Nuclear magnetic resonance (NMR)

Recall that the spin states of a particle of spin $S$ will have different energies in an external magnetic field ${\bf B}$. We saw this in the case of an electron, which is a spin $S=1/2$ particle. Earlier in the course, we noted that nuclei also have spins. In particular, recall that the proton $^1H$ is also a spin-1/2 particle. The magnetic moment of a proton is roughly three orders of magnitude smaller than that of an electron because magnetic moment is inversely proportional to the mass of the particle. Recall that the ``classical'' energy of a particle in a magnetic field ${\bf B}$ is

$$E = -{\bf\mu}\cdot {\bf B}$$

where ${\bf\mu}$ is the magnetic moment. For a proton, the magnetic moment is given by

$${\bf\mu} = {ge \over 2m_{\rm p}}{\bf S}$$

Here $g$ is a constant that has the value of roughly 5.6. It is known as the ``nuclear $g$-factor'' and is different for different nuclei. ${\bf S}$ is the spin vector. Thus, if ${\bf B}= (0,0,B)$, then the energy levels for a proton would be determined by the fact that $S_z = \pm \hbar/2$, and we find two energy levels

$$E_1 = -{ge\hbar \over 4m_{\rm p}}B\;\;\;\;\;\;\;\;E_2 = {ge\hbar \over 4m_{\rm p}}B$$

so that the energy difference is $\Delta E = E_2-E_1 = (ge\hbar/2m_{\rm p})B$. The constant $e\hbar/2m_{\rm p}$ is known as the nuclear magneton and is denoted $\beta$. Thus $\Delta E = g\beta B$.

Hence, a transition from $E_1$ to $E_2$ can be induced if a photon of frequency $\nu = g\beta B/h$ is used, and this is typically very low frequency in the radio wave part of the spectrum. In this way, the spin states of nuclei can be probed. However, NMR goes well beyond this: it is able to probe the local chemical environment of a nucleus, which makes it particularly useful for medical applications (as well as numerous others). Basically, when a magnetic field is applied to system, the nuclear spin states will be split. However, the electrons are also affected by the field. Since most electrons are in pairs with net spin of zero, the effect is not to split the spin states but rather to cause the electrons, which are charged particles to move in circular orbits. These circular orbits are like small current loops that produce a local magnetic field $B'$ that opposes the applied magnetic field and gives rise to a reduction in the field felt by the nuclei. This phenomenon is known as shielding. Expressing the opposing field $B'$ in terms of the applied field $B$, we have $B' = -\sigma B$, where $\sigma$ is a fraction $\sigma < 1$. $\sigma$ is known as the shielding constant. (In some cases, $\sigma$ is not just a simple constant but a matrix that mixes the components of the magnetic field. We will not consider such cases here.) Hence, the effective field felt by the nuclei is

$$B_{\rm eff} = B-B' = B(1-\sigma)$$

and the energy splitting $\Delta E$ for a proton, for example, would actually be $\Delta E = g\beta B_{\rm eff}$. The important thing about $\sigma$ is that it is very sensitive to the local chemical environment, i.e. the local electron density near the nucleus. Although we could now plot the spectrum as a function of the radio-frequency pulse $\nu$ needed to induce the transitions for the given magnetic field $B$ used to create the spin-state splitting. This turns out to be somewhat problematic because no two magnets will produce exactly the same external field $B$. Thus, different experiments based on different magnets will have a different set of peak frequencies, making comparison difficult.

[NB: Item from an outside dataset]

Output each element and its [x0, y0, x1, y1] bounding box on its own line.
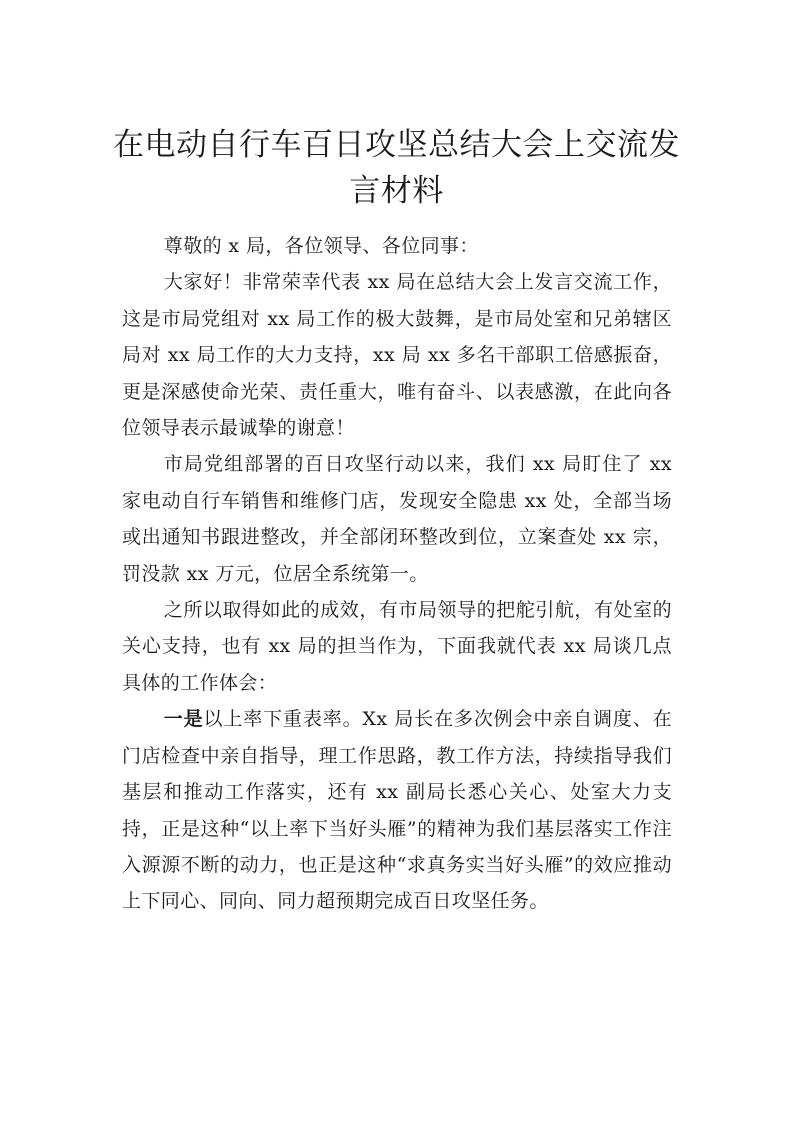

The resolution of this problem is to report the transition frequency relative to that of some standard reference compound measured with the same magnet. The reference compound can be anything, but it should be a substance that 1) chemically nonreactive; 2) easy to remove from the sample; 3) should not produce spectral features that interfere with those of organic compounds, where using NMR is particularly useful. One example of such a compound is tetramethylsilane (TMS) Si(CH$_3$)$_4$. Let $\nu_{\rm ref}$ be the transition frequency associated with this reference compound. Then, we report our NMR spectra as a function of the chemical shift $\delta$ given by

$$\delta = {\nu - \nu_{\rm ref} \over \nu_{\rm ref}}\times 10^6$$

that is, we report $\delta$ in parts per million.

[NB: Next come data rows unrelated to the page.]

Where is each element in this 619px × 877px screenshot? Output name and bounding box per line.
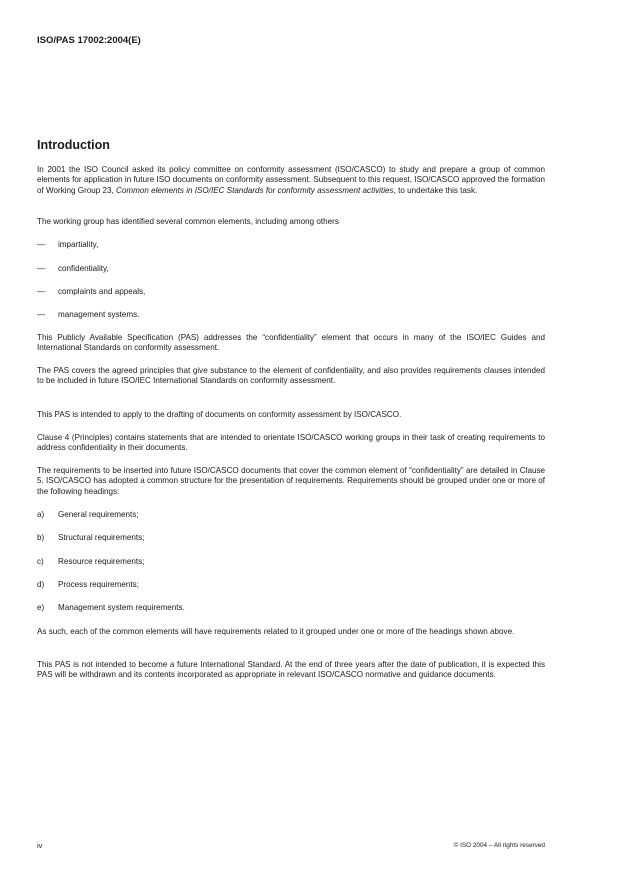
paragraph: The PAS covers the agreed principles that give substance to the element of confidentiality, and also provides requirements clauses intended to be included in future ISO/IEC International Standards on conformity assessment.: [37, 366, 545, 386]
list-marker: —: [37, 287, 46, 296]
list-marker: a): [37, 510, 45, 519]
paragraph: The requirements to be inserted into future ISO/CASCO documents that cover the common element of “confidentiality” are detailed in Clause 5. ISO/CASCO has adopted a common structure for the presentation of requirements. Requirements should be grouped under one or more of the following headings:: [37, 466, 545, 496]
list-marker: c): [37, 557, 44, 566]
italic-title: Common elements in ISO/IEC Standards for conformity assessment activities: [116, 185, 394, 195]
list-text: Structural requirements;: [58, 533, 145, 542]
text: , to undertake this task.: [393, 185, 478, 195]
document-header: ISO/PAS 17002:2004(E): [37, 35, 141, 46]
list-item: [37, 287, 145, 297]
paragraph: [37, 165, 545, 196]
list-marker: e): [37, 603, 45, 612]
paragraph: Clause 4 (Principles) contains statements that are intended to orientate ISO/CASCO working groups in their task of creating requirements to address confidentiality in their documents.: [37, 433, 545, 453]
list-text: management systems.: [58, 310, 140, 319]
list-text: complaints and appeals,: [58, 287, 146, 296]
list-text: confidentiality,: [58, 264, 109, 273]
list-marker: b): [37, 533, 45, 542]
page-number: iv: [37, 841, 43, 850]
list-text: General requirements;: [58, 510, 139, 519]
paragraph: This PAS is not intended to become a future International Standard. At the end of three years after the date of publication, it is expected this PAS will be withdrawn and its contents incorporated as appropriate in relevant ISO/CASCO normative and guidance documents.: [37, 660, 545, 680]
list-marker: —: [37, 264, 46, 273]
list-marker: —: [37, 310, 46, 319]
list-marker: d): [37, 580, 45, 589]
copyright-notice: © ISO 2004 – All rights reserved: [453, 842, 545, 849]
list-text: Resource requirements;: [58, 557, 145, 566]
list-item: [37, 603, 185, 613]
list-item: [37, 264, 109, 274]
list-item: [37, 510, 139, 520]
list-item: [37, 310, 139, 320]
list-text: Management system requirements.: [58, 603, 185, 612]
list-item: [37, 240, 98, 250]
list-item: [37, 580, 139, 590]
paragraph: This Publicly Available Specification (PAS) addresses the “confidentiality” element that occurs in many of the ISO/IEC Guides and International Standards on conformity assessment.: [37, 333, 545, 353]
list-marker: —: [37, 240, 46, 249]
paragraph: This PAS is intended to apply to the drafting of documents on conformity assessment by ISO/CASCO.: [37, 410, 402, 419]
list-text: Process requirements;: [58, 580, 139, 589]
paragraph: As such, each of the common elements will have requirements related to it grouped under one or more of the headings shown above.: [37, 627, 515, 636]
list-item: [37, 557, 144, 567]
text: In 2001 the ISO Council asked its policy committee on conformity assessment (ISO/CASCO) to study and prepare a group of common elements for application in future ISO documents on conformity assessment. Subsequent to this request, ISO/CASCO approved the formation of Working Group 23,: [37, 165, 545, 195]
section-title: Introduction: [37, 138, 110, 152]
paragraph: The working group has identified several common elements, including among others: [37, 217, 339, 226]
list-text: impartiality,: [58, 240, 99, 249]
list-item: [37, 533, 144, 543]
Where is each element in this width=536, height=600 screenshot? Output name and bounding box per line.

Another effect that creates sensitivity to the local chemical environment results from the fact that nuclear spins can couple to each other. If ${\bf S}_1$ and ${\bf S}_2$ are the spins of two nuclei, the energy of the coupling is of the form

$$E = -J{\bf S}_1\cdot{\bf S}_2$$

where $J$ is known as the spin-spin coupling constant or simply the ``J-coupling'' factor. $J$ will also be sensitive to the type of nuclei in the local chemical environment, and the energy level splittings will be affected by the strength of this coupling.